Satu Wisatawan Hilang Terseret Ombak di Pantai Sine Tulungagung, Lima Selamat

Seorang wisatawan dilaporkan hilang terseret ombak laut selatan di Pantai Sine Tulungagung, Jawa Timur, pada Sabtu, 7 Februari 2026, sementara lima lainnya berhasil diselamatkan. Tim SAR gabungan masih terus melakukan pencarian terhadap korban hilang.

Redaksi Merdeka
Oleh Redaksi Merdeka - Reporter
Satu Wisatawan Hilang Terseret Ombak di Pantai Sine Tulungagung, Lima Selamat
Seorang wisatawan dilaporkan hilang terseret ombak laut selatan di Pantai Sine Tulungagung, Jawa Timur, pada Sabtu, 7 Februari 2026, sementara lima lainnya berhasil diselamatkan. Tim SAR gabungan masih terus melakukan pencarian terhadap korban hilang. (AntaraNews)

Tulungagung, Jawa Timur – Insiden nahas menimpa rombongan wisatawan di Pantai Sine, Kabupaten Tulungagung, Jawa Timur. Satu orang wisatawan dilaporkan hilang terseret ganasnya ombak laut selatan pada Sabtu, 7 Februari 2026. Sementara itu, lima wisatawan lainnya berhasil diselamatkan dalam kejadian tersebut.

Koordinator Pos SAR Basarnas Trenggalek, Bayu Prasetyo, menjelaskan bahwa peristiwa ini bermula ketika dua wisatawan sedang berenang di area Pantai Sine. Keduanya tiba-tiba terseret ombak besar yang datang secara tak terduga. Empat wisatawan lain yang berada di lokasi berupaya memberikan pertolongan, namun justru ikut terseret arus kuat.

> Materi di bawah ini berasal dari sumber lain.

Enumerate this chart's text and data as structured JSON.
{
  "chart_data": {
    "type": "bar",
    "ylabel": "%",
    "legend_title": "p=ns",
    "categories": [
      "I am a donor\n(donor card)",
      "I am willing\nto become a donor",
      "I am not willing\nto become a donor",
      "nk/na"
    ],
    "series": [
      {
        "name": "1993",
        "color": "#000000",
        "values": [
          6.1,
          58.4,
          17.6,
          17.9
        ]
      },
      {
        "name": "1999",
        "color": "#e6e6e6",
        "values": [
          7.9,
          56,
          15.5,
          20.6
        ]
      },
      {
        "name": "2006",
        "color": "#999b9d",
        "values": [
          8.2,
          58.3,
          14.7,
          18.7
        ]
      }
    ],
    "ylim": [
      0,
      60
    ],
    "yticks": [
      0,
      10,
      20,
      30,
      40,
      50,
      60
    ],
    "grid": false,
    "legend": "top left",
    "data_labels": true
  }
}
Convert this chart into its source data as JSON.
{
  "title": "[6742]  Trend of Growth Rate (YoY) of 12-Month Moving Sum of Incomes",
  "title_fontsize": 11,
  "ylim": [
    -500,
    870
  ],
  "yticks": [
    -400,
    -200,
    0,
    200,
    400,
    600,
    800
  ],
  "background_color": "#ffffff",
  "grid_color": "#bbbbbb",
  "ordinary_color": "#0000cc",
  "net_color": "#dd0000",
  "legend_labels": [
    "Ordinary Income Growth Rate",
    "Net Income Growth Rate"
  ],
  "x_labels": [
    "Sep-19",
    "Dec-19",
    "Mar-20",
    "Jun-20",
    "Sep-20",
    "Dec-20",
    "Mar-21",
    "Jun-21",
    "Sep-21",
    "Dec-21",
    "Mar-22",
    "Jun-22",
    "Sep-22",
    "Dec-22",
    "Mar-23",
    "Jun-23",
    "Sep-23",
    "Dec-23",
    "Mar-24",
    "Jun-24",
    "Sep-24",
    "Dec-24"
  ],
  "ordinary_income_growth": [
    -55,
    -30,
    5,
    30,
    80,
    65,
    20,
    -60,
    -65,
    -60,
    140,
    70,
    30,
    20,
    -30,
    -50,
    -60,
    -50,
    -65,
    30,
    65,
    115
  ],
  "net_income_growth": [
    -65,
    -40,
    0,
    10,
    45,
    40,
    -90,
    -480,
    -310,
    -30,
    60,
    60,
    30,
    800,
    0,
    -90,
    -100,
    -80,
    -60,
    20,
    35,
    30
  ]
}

Korban yang hingga kini masih dalam pencarian diketahui bernama Muhamad Attaya Ulun, seorang pemuda berusia 20 tahun. Ia merupakan warga Kecamatan Blimbing, Kota Malang. Sementara lima wisatawan yang berhasil dievakuasi langsung mendapatkan penanganan medis intensif di fasilitas kesehatan terdekat.

Detik-detik Kejadian dan Upaya Penyelamatan Awal

Bayu Prasetyo mengungkapkan bahwa upaya penyelamatan dilakukan secara spontan oleh wisatawan lain yang berada di sekitar lokasi kejadian. Berkat reaksi cepat tersebut, lima orang berhasil ditarik ke daratan. Namun, satu korban, Muhamad Attaya Ulun, belum berhasil ditemukan dan masih dalam pencarian intensif.

Dari lima wisatawan yang berhasil diselamatkan, satu di antaranya harus dilarikan ke Instalasi Rawat Darurat (IRD) Rumah Sakit Umum Daerah (RSUD) dr Iskak Tulungagung. Kondisinya dilaporkan kritis dan memerlukan penanganan darurat medis. Empat korban lainnya mendapatkan perawatan awal dan observasi.

Dalam operasi pencarian, Basarnas bersama unsur terkait telah menyiapkan tim dan peralatan lengkap. Mereka melakukan penyisiran secara menyeluruh di perairan dan garis pantai sekitar lokasi kejadian. Tim gabungan berkoordinasi erat untuk mempercepat proses penemuan korban.

Imbauan Keselamatan di Pantai Selatan

Camat Kalidawir, Rusdianto, mengonfirmasi bahwa berdasarkan hasil pendataan awal, seluruh korban merupakan wisatawan. Mereka bukan nelayan setempat yang sudah terbiasa dengan kondisi laut. Informasi ini diperoleh langsung dari Kelompok Sadar Wisata (Pokdarwis) Pantai Sine.

Rusdianto mengimbau seluruh pengunjung pantai untuk selalu mematuhi rambu keselamatan yang telah terpasang. Ia juga menekankan pentingnya untuk tidak berenang di area berbahaya, terutama saat kondisi ombak sedang tinggi. Kesadaran akan potensi bahaya sangat krusial untuk mencegah insiden serupa.

Pemerintah daerah bersama tim SAR secara terus-menerus mengingatkan masyarakat dan wisatawan untuk meningkatkan kewaspadaan. Hal ini mengingat potensi gelombang laut selatan yang dikenal memiliki arus kuat dan sangat berbahaya. Keselamatan pengunjung adalah prioritas utama.